One of my research interests is to create new language resources that can be used for research in linguistics and NLP. Here you can find some of them.
If you use any of these resources in your research, please refer to its respective description paper available in pdf.
A Portuguese historical corpus containing texts from the 16th to the early 20th century, lemmatized and annotated with POS tags. The corpus is available to download and through a graphical CQPWeb-based interface. From May 2014, thanks to Diana Santos (University of Oslo), Colonia is also available at Linguateca. From October 2014, thanks to Eckhard Bick (University of Southern Denmark), a version of Colonia tagged using the PALAVRAS parsing system is available through CorpusEye. From August 2017, thanks to Rachael Tatman, Colonia is available at Kaggle.
DSL Corpus Collection (DSLCC) DSLCC pdf
A collection of journalistic corpora written in closely related languages and language varieties.

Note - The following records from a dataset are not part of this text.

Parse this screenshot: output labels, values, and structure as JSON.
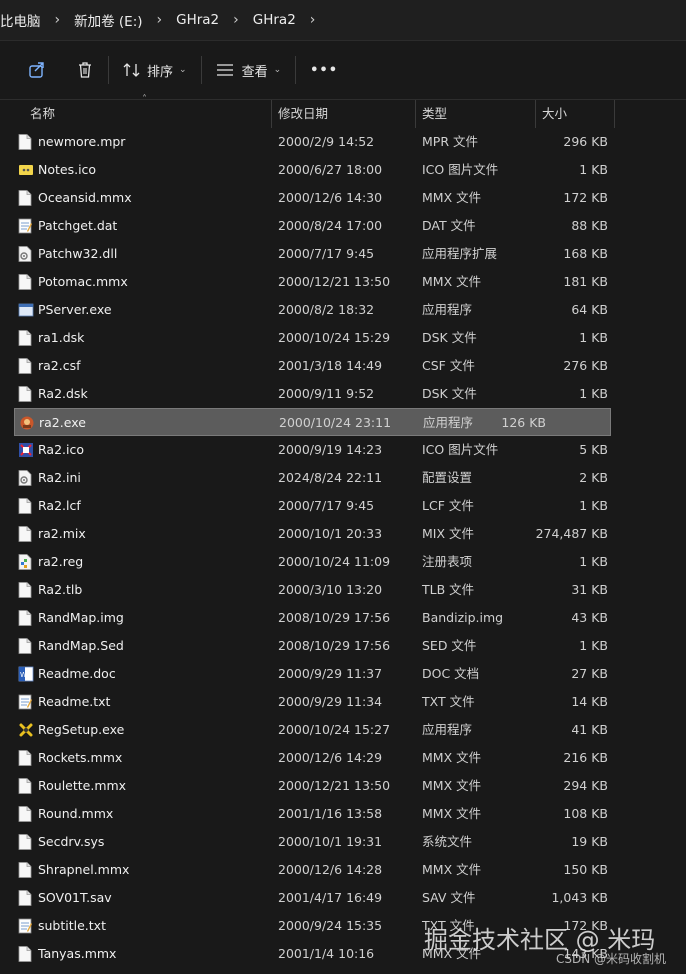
{
  "breadcrumbs": [
    "比电脑",
    "新加卷 (E:)",
    "GHra2",
    "GHra2"
  ],
  "toolbar": {
    "sort_label": "排序",
    "view_label": "查看",
    "more_label": "•••"
  },
  "columns": {
    "name": "名称",
    "date": "修改日期",
    "type": "类型",
    "size": "大小"
  },
  "files": [
    {
      "name": "newmore.mpr",
      "date": "2000/2/9 14:52",
      "type": "MPR 文件",
      "size": "296 KB",
      "icon": "file-icon"
    },
    {
      "name": "Notes.ico",
      "date": "2000/6/27 18:00",
      "type": "ICO 图片文件",
      "size": "1 KB",
      "icon": "note-icon"
    },
    {
      "name": "Oceansid.mmx",
      "date": "2000/12/6 14:30",
      "type": "MMX 文件",
      "size": "172 KB",
      "icon": "file-icon"
    },
    {
      "name": "Patchget.dat",
      "date": "2000/8/24 17:00",
      "type": "DAT 文件",
      "size": "88 KB",
      "icon": "notepad-icon"
    },
    {
      "name": "Patchw32.dll",
      "date": "2000/7/17 9:45",
      "type": "应用程序扩展",
      "size": "168 KB",
      "icon": "gear-file-icon"
    },
    {
      "name": "Potomac.mmx",
      "date": "2000/12/21 13:50",
      "type": "MMX 文件",
      "size": "181 KB",
      "icon": "file-icon"
    },
    {
      "name": "PServer.exe",
      "date": "2000/8/2 18:32",
      "type": "应用程序",
      "size": "64 KB",
      "icon": "app-window-icon"
    },
    {
      "name": "ra1.dsk",
      "date": "2000/10/24 15:29",
      "type": "DSK 文件",
      "size": "1 KB",
      "icon": "file-icon"
    },
    {
      "name": "ra2.csf",
      "date": "2001/3/18 14:49",
      "type": "CSF 文件",
      "size": "276 KB",
      "icon": "file-icon"
    },
    {
      "name": "Ra2.dsk",
      "date": "2000/9/11 9:52",
      "type": "DSK 文件",
      "size": "1 KB",
      "icon": "file-icon"
    },
    {
      "name": "ra2.exe",
      "date": "2000/10/24 23:11",
      "type": "应用程序",
      "size": "126 KB",
      "icon": "ra2-exe-icon",
      "selected": true
    },
    {
      "name": "Ra2.ico",
      "date": "2000/9/19 14:23",
      "type": "ICO 图片文件",
      "size": "5 KB",
      "icon": "ra2-ico-icon"
    },
    {
      "name": "Ra2.ini",
      "date": "2024/8/24 22:11",
      "type": "配置设置",
      "size": "2 KB",
      "icon": "gear-file-icon"
    },
    {
      "name": "Ra2.lcf",
      "date": "2000/7/17 9:45",
      "type": "LCF 文件",
      "size": "1 KB",
      "icon": "file-icon"
    },
    {
      "name": "ra2.mix",
      "date": "2000/10/1 20:33",
      "type": "MIX 文件",
      "size": "274,487 KB",
      "icon": "file-icon"
    },
    {
      "name": "ra2.reg",
      "date": "2000/10/24 11:09",
      "type": "注册表项",
      "size": "1 KB",
      "icon": "registry-icon"
    },
    {
      "name": "Ra2.tlb",
      "date": "2000/3/10 13:20",
      "type": "TLB 文件",
      "size": "31 KB",
      "icon": "file-icon"
    },
    {
      "name": "RandMap.img",
      "date": "2008/10/29 17:56",
      "type": "Bandizip.img",
      "size": "43 KB",
      "icon": "file-icon"
    },
    {
      "name": "RandMap.Sed",
      "date": "2008/10/29 17:56",
      "type": "SED 文件",
      "size": "1 KB",
      "icon": "file-icon"
    },
    {
      "name": "Readme.doc",
      "date": "2000/9/29 11:37",
      "type": "DOC 文档",
      "size": "27 KB",
      "icon": "doc-icon"
    },
    {
      "name": "Readme.txt",
      "date": "2000/9/29 11:34",
      "type": "TXT 文件",
      "size": "14 KB",
      "icon": "notepad-icon"
    },
    {
      "name": "RegSetup.exe",
      "date": "2000/10/24 15:27",
      "type": "应用程序",
      "size": "41 KB",
      "icon": "regsetup-icon"
    },
    {
      "name": "Rockets.mmx",
      "date": "2000/12/6 14:29",
      "type": "MMX 文件",
      "size": "216 KB",
      "icon": "file-icon"
    },
    {
      "name": "Roulette.mmx",
      "date": "2000/12/21 13:50",
      "type": "MMX 文件",
      "size": "294 KB",
      "icon": "file-icon"
    },
    {
      "name": "Round.mmx",
      "date": "2001/1/16 13:58",
      "type": "MMX 文件",
      "size": "108 KB",
      "icon": "file-icon"
    },
    {
      "name": "Secdrv.sys",
      "date": "2000/10/1 19:31",
      "type": "系统文件",
      "size": "19 KB",
      "icon": "file-icon"
    },
    {
      "name": "Shrapnel.mmx",
      "date": "2000/12/6 14:28",
      "type": "MMX 文件",
      "size": "150 KB",
      "icon": "file-icon"
    },
    {
      "name": "SOV01T.sav",
      "date": "2001/4/17 16:49",
      "type": "SAV 文件",
      "size": "1,043 KB",
      "icon": "file-icon"
    },
    {
      "name": "subtitle.txt",
      "date": "2000/9/24 15:35",
      "type": "TXT 文件",
      "size": "172 KB",
      "icon": "notepad-icon"
    },
    {
      "name": "Tanyas.mmx",
      "date": "2001/1/4 10:16",
      "type": "MMX 文件",
      "size": "143 KB",
      "icon": "file-icon"
    }
  ],
  "watermark": {
    "main": "掘金技术社区 @ 米玛",
    "sub": "CSDN @米码收割机"
  }
}
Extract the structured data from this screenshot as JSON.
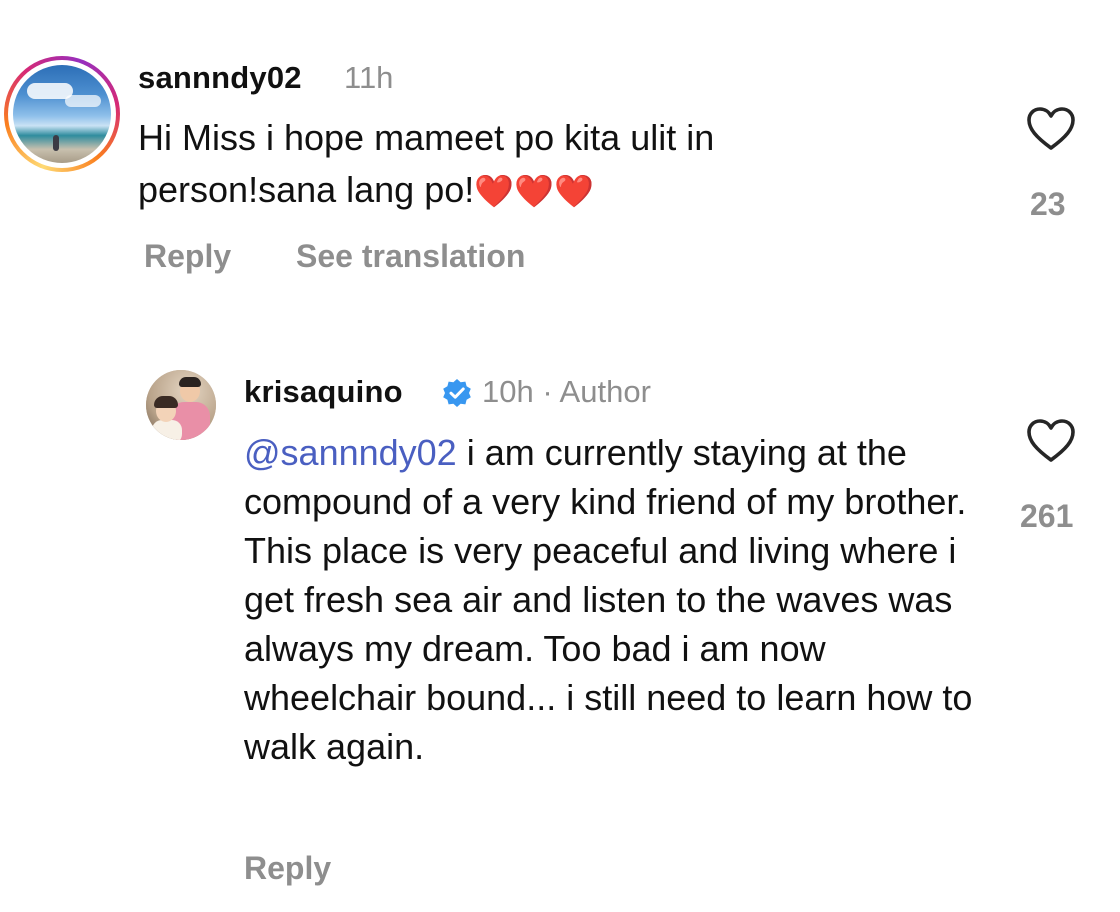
{
  "comments": [
    {
      "username": "sannndy02",
      "time": "11h",
      "text": "Hi Miss i hope mameet po kita ulit in person!sana lang po!",
      "emoji": "❤️❤️❤️",
      "likes": "23",
      "reply_label": "Reply",
      "translation_label": "See translation"
    },
    {
      "username": "krisaquino",
      "time": "10h · Author",
      "mention": "@sannndy02",
      "text": "i am currently staying at the compound of a very kind friend of my brother. This place is very peaceful and living where i get fresh sea air and listen to the waves was always my dream. Too bad i am now wheelchair bound... i still need to learn how to walk again.",
      "likes": "261",
      "reply_label": "Reply"
    }
  ],
  "colors": {
    "secondary_text": "#8e8e8e",
    "mention": "#4a5fc1",
    "verified_badge": "#3897f0",
    "heart_emoji": "#ef1d1d"
  },
  "icons": {
    "like": "heart-outline-icon",
    "verified": "verified-badge-icon"
  }
}
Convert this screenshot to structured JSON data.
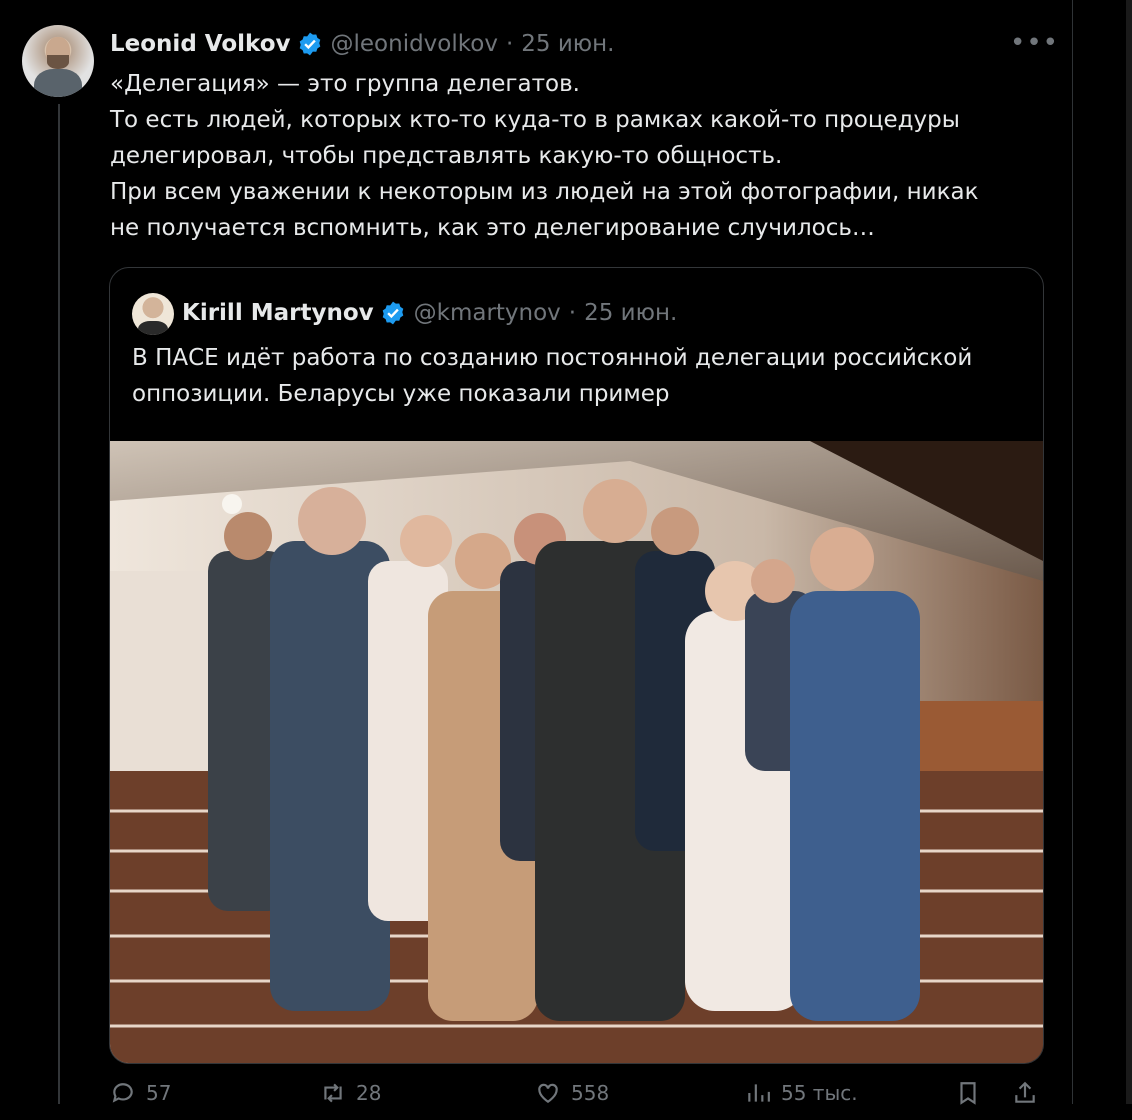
{
  "tweet": {
    "author_name": "Leonid Volkov",
    "handle": "@leonidvolkov",
    "separator": "·",
    "date": "25 июн.",
    "more": "•••",
    "lines": [
      "«Делегация» — это группа делегатов.",
      "То есть людей, которых кто-то куда-то в рамках какой-то процедуры",
      "делегировал, чтобы представлять какую-то общность.",
      "При всем уважении к некоторым из людей на этой фотографии, никак",
      "не получается вспомнить, как это делегирование случилось…"
    ]
  },
  "quoted": {
    "author_name": "Kirill Martynov",
    "handle": "@kmartynov",
    "separator": "·",
    "date": "25 июн.",
    "lines": [
      "В ПАСЕ идёт работа по созданию постоянной делегации российской",
      "оппозиции. Беларусы уже показали пример"
    ]
  },
  "actions": {
    "replies": "57",
    "retweets": "28",
    "likes": "558",
    "views": "55 тыс."
  },
  "colors": {
    "background": "#000000",
    "text": "#e7e9ea",
    "muted": "#71767b",
    "verified": "#1d9bf0",
    "border": "#2f3336"
  },
  "icons": [
    "verified-badge-icon",
    "more-icon",
    "reply-icon",
    "retweet-icon",
    "like-icon",
    "views-icon",
    "bookmark-icon",
    "share-icon"
  ]
}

The dataset has been used in the DSL Shared Tasks in 2014, 2015, 2016, and 2017.
NLI-PT: A Portuguese Native Language Identification Dataset NLI-PT pdf
A collection of 1,868 student essays written by learners of European Portuguese, native speakers of the following L1s: Chinese, English, Spanish, German, Russian, French, Japanese, Italian, Dutch, Tetum, Arabic, Polish, Korean, Romanian, and Swedish.
LIDIOMS: A Multilingual Linked Idioms Data Set in Five Different Languages LIDIOMS pdf
This is a multilingual linked idioms data set in five different languages (English, Portuese, Italian, German, Russian). Currently being expanded to other languages.
Frequency lists from comparable Spanish corpora Word Unigrams POS and Morphology pdf
These two frequency lists were produced to compare linguistic features of four Spanish varieties (Argentina, Mexico, Peru, and Spain) as described in my 2013 paper.